Edward, who said his organization relied on observers on the ground in Syria, said two historic churches have been burned by the militants, one in Tal Hurmiz and the other in Qaber Shamiyeh.

Yunan Ruel Odishu, a priest from Tal Hurmiz currently in Dohuk, Iraq, said the Islamic State group issued a statement last month warning them to remove the cross from the village church, but the priest there didn’t respond.

“In the last few days, they attacked all the villages. We think as a response to that,” he said.

The Britain-based Syrian Observatory for Human Rights and a Christian group called the Syriac Military Council said heavy clashes against militants in the area were continuing. The group, which is fighting alongside Kurds and Arab militiamen, said three of its fighters were killed in Tal Hurmiz Tuesday.

“The Syriac Military Council and the Khabur Guards are determined to fight back ISIS, to regain the Assyrian villages and to release the Assyrian Christian hostages from ISIS,” it said in a statement, using an alternate acronym for the Islamic State group.
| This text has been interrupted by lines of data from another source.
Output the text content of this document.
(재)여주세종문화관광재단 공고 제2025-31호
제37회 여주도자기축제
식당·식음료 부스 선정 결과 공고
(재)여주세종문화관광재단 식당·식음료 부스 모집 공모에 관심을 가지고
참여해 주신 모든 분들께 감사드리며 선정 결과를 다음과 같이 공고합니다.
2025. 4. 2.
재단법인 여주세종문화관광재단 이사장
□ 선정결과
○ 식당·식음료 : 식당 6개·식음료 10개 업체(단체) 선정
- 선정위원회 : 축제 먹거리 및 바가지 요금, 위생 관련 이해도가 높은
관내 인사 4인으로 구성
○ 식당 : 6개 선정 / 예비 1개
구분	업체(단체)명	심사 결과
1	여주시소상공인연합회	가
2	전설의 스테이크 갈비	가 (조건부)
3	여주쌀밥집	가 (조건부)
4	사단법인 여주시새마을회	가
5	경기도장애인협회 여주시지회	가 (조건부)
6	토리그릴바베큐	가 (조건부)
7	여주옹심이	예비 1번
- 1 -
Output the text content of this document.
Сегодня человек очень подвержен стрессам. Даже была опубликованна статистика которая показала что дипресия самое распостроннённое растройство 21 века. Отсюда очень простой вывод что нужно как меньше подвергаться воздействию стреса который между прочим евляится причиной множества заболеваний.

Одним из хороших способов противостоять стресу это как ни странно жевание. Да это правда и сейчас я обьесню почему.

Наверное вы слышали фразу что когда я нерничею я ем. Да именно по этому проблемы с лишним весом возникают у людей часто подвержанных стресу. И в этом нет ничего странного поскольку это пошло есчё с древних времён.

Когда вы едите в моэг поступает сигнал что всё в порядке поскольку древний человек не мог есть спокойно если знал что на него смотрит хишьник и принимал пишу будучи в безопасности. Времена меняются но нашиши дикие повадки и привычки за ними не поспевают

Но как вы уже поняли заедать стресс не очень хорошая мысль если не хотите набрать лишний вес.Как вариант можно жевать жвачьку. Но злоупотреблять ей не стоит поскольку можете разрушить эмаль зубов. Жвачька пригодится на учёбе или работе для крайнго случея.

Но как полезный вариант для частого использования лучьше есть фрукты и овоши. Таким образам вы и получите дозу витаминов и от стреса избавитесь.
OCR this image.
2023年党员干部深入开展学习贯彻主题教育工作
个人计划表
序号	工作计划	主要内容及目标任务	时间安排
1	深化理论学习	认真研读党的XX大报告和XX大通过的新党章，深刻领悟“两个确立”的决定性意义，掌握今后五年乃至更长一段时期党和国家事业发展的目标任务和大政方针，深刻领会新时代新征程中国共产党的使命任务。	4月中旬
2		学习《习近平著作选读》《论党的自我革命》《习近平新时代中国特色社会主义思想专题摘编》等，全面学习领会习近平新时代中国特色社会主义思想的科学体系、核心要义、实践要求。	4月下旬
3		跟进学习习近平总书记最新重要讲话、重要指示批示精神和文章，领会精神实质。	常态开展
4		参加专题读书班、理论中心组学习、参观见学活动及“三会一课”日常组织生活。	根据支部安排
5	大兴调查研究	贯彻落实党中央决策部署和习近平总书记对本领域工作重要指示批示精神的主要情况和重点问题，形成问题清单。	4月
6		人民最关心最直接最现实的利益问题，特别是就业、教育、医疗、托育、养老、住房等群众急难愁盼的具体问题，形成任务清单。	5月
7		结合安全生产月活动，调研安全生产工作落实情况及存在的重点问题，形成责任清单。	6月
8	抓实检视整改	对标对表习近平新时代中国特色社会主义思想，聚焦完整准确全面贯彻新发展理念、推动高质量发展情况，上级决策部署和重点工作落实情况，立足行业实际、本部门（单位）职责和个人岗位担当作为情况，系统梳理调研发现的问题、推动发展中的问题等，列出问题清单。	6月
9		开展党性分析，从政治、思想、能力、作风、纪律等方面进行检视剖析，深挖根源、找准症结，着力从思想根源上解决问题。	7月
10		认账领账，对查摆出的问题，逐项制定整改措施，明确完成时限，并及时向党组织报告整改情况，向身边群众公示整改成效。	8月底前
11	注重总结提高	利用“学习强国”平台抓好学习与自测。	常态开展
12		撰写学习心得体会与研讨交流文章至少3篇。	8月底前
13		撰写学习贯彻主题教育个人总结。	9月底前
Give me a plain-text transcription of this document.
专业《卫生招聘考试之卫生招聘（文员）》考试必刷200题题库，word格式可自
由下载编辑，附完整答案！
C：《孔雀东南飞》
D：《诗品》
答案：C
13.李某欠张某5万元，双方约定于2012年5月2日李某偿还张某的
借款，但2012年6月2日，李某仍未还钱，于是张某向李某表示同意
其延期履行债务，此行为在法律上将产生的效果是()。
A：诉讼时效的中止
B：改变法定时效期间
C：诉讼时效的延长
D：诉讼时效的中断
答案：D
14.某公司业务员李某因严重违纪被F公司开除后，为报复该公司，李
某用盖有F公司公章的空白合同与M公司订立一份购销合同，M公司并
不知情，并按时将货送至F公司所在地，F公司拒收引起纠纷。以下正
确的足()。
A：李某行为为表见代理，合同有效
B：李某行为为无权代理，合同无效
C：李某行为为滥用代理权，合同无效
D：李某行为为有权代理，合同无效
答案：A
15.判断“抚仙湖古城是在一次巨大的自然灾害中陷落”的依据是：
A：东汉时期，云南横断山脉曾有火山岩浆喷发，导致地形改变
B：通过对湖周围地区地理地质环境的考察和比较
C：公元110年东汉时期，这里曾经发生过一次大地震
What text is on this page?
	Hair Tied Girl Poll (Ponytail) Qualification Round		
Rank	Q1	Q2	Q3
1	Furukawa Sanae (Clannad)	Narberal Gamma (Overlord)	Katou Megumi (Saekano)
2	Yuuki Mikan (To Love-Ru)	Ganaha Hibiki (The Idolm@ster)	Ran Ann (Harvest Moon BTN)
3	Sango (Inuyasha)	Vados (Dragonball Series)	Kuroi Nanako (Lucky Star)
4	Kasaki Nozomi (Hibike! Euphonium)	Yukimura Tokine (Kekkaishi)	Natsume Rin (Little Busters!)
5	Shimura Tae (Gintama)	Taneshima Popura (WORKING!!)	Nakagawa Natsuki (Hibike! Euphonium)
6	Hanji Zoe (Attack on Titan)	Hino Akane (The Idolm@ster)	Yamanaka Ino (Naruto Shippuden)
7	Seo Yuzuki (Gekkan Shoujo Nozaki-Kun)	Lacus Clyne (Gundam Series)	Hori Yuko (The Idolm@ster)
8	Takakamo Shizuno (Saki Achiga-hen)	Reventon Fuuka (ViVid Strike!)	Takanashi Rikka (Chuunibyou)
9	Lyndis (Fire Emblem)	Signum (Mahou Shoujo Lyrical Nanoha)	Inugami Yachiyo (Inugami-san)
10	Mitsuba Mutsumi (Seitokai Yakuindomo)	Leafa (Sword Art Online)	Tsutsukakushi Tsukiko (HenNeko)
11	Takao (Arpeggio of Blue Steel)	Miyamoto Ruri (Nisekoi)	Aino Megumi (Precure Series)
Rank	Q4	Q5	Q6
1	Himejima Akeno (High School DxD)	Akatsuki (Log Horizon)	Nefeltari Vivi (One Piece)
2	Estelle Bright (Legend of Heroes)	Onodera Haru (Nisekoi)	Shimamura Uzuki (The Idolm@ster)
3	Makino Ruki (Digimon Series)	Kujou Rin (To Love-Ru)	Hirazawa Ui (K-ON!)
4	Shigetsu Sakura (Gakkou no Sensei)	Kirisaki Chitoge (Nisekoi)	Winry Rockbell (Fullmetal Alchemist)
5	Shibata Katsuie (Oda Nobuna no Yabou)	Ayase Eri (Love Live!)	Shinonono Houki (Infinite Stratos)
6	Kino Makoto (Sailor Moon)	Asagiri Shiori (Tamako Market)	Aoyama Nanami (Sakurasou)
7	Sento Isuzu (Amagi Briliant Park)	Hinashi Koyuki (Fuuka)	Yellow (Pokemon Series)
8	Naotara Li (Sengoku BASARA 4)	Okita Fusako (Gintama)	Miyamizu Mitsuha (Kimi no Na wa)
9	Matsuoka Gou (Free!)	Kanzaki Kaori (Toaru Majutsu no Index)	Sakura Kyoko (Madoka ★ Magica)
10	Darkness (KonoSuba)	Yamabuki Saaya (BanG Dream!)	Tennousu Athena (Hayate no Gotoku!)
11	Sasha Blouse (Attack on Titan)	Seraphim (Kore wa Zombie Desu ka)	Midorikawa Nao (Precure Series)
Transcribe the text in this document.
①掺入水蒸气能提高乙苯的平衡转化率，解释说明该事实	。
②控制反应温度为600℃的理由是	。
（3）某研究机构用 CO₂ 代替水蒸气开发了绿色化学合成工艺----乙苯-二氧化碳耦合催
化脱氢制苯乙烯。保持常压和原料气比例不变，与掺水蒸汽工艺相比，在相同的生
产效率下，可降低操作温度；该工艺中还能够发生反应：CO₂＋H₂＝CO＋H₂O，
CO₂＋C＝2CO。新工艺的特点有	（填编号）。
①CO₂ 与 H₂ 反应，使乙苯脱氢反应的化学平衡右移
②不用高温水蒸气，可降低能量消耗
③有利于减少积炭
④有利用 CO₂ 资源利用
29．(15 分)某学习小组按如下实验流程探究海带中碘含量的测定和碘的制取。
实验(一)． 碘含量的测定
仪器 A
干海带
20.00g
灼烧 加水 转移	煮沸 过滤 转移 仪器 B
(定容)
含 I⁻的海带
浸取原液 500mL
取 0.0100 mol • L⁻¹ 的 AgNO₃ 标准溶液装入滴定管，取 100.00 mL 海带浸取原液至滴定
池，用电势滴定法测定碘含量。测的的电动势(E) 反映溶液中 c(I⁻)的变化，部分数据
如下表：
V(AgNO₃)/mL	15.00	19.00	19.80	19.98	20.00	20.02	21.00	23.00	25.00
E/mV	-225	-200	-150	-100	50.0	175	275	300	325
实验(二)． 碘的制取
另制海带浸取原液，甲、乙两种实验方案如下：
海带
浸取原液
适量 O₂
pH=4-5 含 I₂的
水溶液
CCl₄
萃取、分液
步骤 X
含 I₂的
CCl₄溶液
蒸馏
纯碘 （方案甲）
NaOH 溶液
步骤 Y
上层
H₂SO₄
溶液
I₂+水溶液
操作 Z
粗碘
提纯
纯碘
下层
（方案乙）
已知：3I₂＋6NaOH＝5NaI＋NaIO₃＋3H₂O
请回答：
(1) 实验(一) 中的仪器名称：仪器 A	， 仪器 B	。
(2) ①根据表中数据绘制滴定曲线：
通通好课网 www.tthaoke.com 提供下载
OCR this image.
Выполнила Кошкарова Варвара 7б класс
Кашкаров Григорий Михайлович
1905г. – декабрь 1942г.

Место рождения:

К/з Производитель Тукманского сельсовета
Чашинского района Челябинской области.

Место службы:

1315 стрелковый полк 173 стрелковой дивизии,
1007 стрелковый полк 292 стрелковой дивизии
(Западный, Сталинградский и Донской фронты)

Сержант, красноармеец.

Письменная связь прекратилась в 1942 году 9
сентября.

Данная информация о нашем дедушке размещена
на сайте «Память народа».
The Islamic State group has a history of killing captives, including foreign journalists, Syrian soldiers and Kurdish militiamen. Most recently, militants in Libya affiliated with the extremist group released a video showing the beheading of 21 Egyptian Christians.

The extremists could also use the Assyrian captives to try to arrange a prisoner swap with the Kurdish militias it is battling in northeastern Syria.